The iPad is the saddest device I know: it's both a turd and the computer I yearn the most for. Extremely well-engineered hardware with lots of potential, let down by a toy OS in terms of what it allows for. It's only as good as its OS, so after all these years the iPad is still a big iPhone to me. Be it iPad Pro or the mini.
Perhaps there's the occasional graphic designer or [INSERT OTHER PROFESSIONAL HERE] who found serious use for an iPad, but I can't see them objecting to being able to do more. Workflows that mean moving between systems all the time are not exactly great. It still is mostly a consumption device, solely because of the OS.
What Apple's (read: Steve Jobs') initial intention/vision was is irrelevant. The single reason we don't have a desktop quality OS for iPad is money: many (myself included) will buy one device instead of two. Any other argument is mute, period. If it made financial sense to put something macOS-like on the iPad, Apple would have. They could have pioneered a new generation of desktop class UI:s ("desktop" referring to OS capabilities, not necessarily traditional desktop-interfaces), but instead chose to shoehorn in desktop-looking features on top of the same closed-down OS. Does "macOS-like" mean too complex for the average user? Apple could have easily allowed the user to set a "simple mode", similar to the current iPadOS. Then again, I feel that's how the Apple Watch started: innovative, only to gradually return to a more tried-and-tested touch interface. Simpler to design for, but not necessarily better. Apple's touch interfaces are also gradually getting worse, and less intuitive.
iOS/iPadOS is app-centric, not data centric. That alone makes it ****, regardless of all its technical innovations. File handling and how we interface with data is crap (no, touch is not necessarily the best interface, but Apple have already acknowledged that with keyboard accessories... Thanks?), and many (most?) apps still have their own sandbox.
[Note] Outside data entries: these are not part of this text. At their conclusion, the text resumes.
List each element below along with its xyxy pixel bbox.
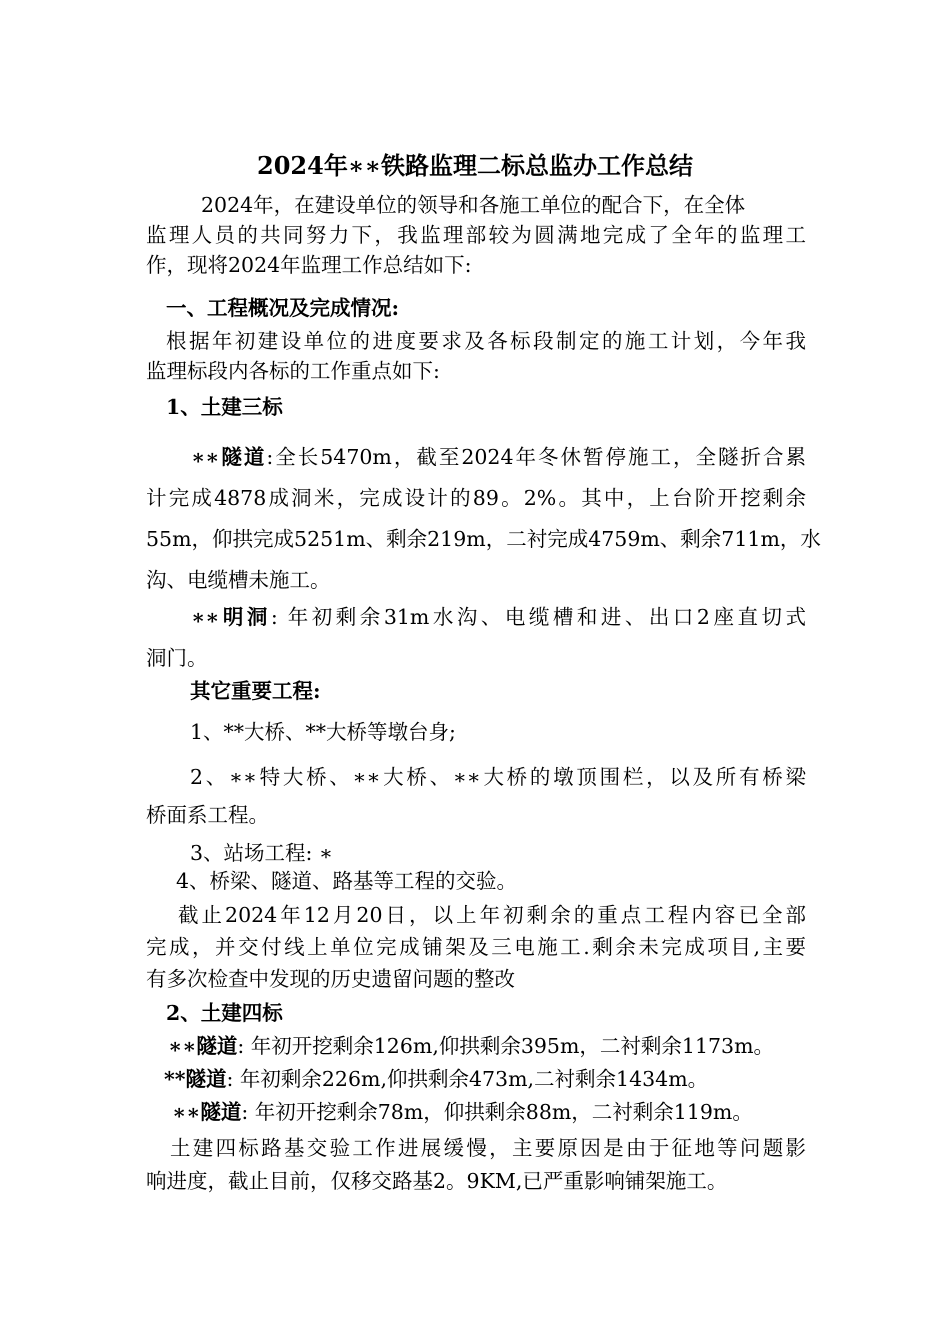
tunnel1-paragraph — [146, 437, 821, 601]
section1-heading: 一、工程概况及完成情况: — [166, 296, 400, 320]
open-cut-line-2: 洞门。 — [146, 646, 208, 670]
intro-paragraph — [146, 190, 806, 280]
status-line-3: 有多次检查中发现的历史遗留问题的整改 — [146, 967, 515, 991]
tunnel4-1: ∗∗隧道: 年初开挖剩余126m,仰拱剩余395m，二衬剩余1173m。 — [168, 1034, 775, 1058]
sub1-heading: 1、土建三标 — [166, 395, 283, 419]
tunnel4-3-name: ∗∗隧道 — [172, 1100, 242, 1124]
tunnel4-2-name: **隧道 — [164, 1067, 227, 1091]
other-heading: 其它重要工程: — [190, 679, 321, 703]
status-line-2: 完成，并交付线上单位完成铺架及三电施工.剩余未完成项目,主要 — [146, 935, 806, 959]
tunnel4-1-name: ∗∗隧道 — [168, 1034, 238, 1058]
closing-line-2: 响进度，截止目前，仅移交路基2。9KM,已严重影响铺架施工。 — [146, 1169, 728, 1193]
other-item-2-line-2: 桥面系工程。 — [146, 803, 269, 827]
open-cut-line-1: ∗∗明洞: 年初剩余31m水沟、电缆槽和进、出口2座直切式 — [191, 605, 806, 629]
other-item-2-line-1: 2、∗∗特大桥、∗∗大桥、∗∗大桥的墩顶围栏，以及所有桥梁 — [190, 765, 806, 789]
section1-intro-line-1: 根据年初建设单位的进度要求及各标段制定的施工计划，今年我 — [166, 329, 806, 353]
other-item-1: 1、**大桥、**大桥等墩台身; — [190, 720, 456, 744]
tunnel4-2: **隧道: 年初剩余226m,仰拱剩余473m,二衬剩余1434m。 — [164, 1067, 709, 1091]
open-cut-paragraph — [146, 597, 806, 679]
closing-paragraph — [146, 1132, 806, 1198]
sub2-heading: 2、土建四标 — [166, 1001, 283, 1025]
open-cut-name: ∗∗明洞 — [191, 605, 271, 629]
tunnel1-line-4: 沟、电缆槽未施工。 — [146, 568, 331, 592]
closing-line-1: 土建四标路基交验工作进展缓慢，主要原因是由于征地等问题影 — [170, 1136, 806, 1160]
other-item-4: 4、桥梁、隧道、路基等工程的交验。 — [176, 869, 518, 893]
section1-intro — [146, 326, 806, 386]
section1-intro-line-2: 监理标段内各标的工作重点如下: — [146, 359, 440, 383]
tunnel1-line-3: 55m，仰拱完成5251m、剩余219m，二衬完成4759m、剩余711m，水 — [146, 527, 821, 551]
other-item-3: 3、站场工程: ∗ — [190, 841, 333, 865]
status-paragraph — [146, 899, 806, 995]
intro-line-2: 监理人员的共同努力下，我监理部较为圆满地完成了全年的监理工 — [146, 223, 806, 247]
tunnel1-name: ∗∗隧道 — [191, 445, 267, 469]
document-title: 2024年∗∗铁路监理二标总监办工作总结 — [257, 151, 693, 180]
tunnel1-line-2: 计完成4878成洞米，完成设计的89。2%。其中，上台阶开挖剩余 — [146, 486, 806, 510]
tunnel1-line-1: ∗∗隧道:全长5470m，截至2024年冬休暂停施工，全隧折合累 — [191, 445, 807, 469]
status-line-1: 截止2024年12月20日，以上年初剩余的重点工程内容已全部 — [178, 903, 806, 927]
intro-line-3: 作，现将2024年监理工作总结如下: — [146, 253, 472, 277]
intro-line-1: 2024年，在建设单位的领导和各施工单位的配合下，在全体 — [201, 193, 746, 217]
other-item-2 — [146, 758, 806, 834]
tunnel4-3: ∗∗隧道: 年初开挖剩余78m，仰拱剩余88m，二衬剩余119m。 — [172, 1100, 753, 1124]
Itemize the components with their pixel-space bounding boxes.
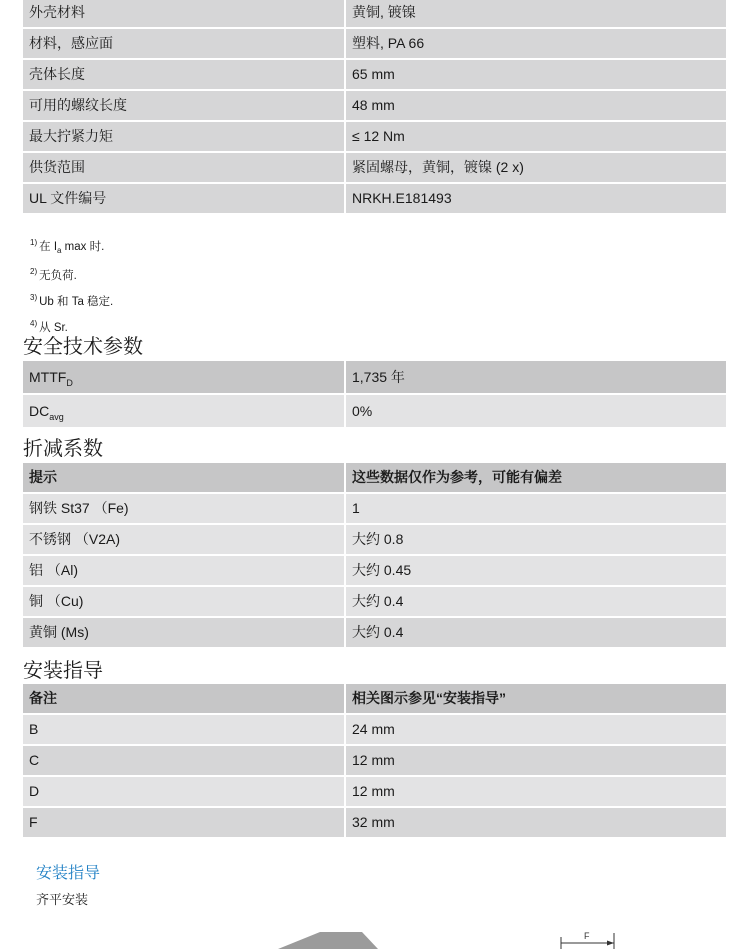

My computer's main reason for existing is the data I put on there. Whether creating something new, processing or consuming existing data etc. There's no reason to disallow a terminal, compiling code etc. We can uh "develop" in Apple's Swift sandbox for iOS only - does anyone actually build complex software with that? And while Swift itself seems like a nice language, it's too Apple centric (yes, it matters, a lot - I and many others need good cross-platform tooling) and loses in popularity to many others, for many different reasons. I need to install the toolchain/compiler/interpreter/libraries of my choice and develop with software of my choice. Coding is no longer a niche/"pro" activity.
Apple knows it can't drop the desktop class OS completely (which currently means maintaining the Mac), since for an iOS-only lineup how would we otherwise develop software for Apple devices? On Linux/Windows perhaps... And as food for thought, if Apple were to hypothetically disallow computers "below" MacbookPro to use macOS and make iPadOS the baseline, then what? It would make me move to Linux, thus I now own one Apple device less. Apple need to solve that, since for every Apple device a user drops, the Apple ecosystem and connected services will make less sense, meaning there's less friction in changing to non-Apple products for other product categories as well.
If I were to get a new iPad (my current one died), it will end up as a browsing and comic reading machine with the occasional movie watching during trips. Anything else is cumbersome at best.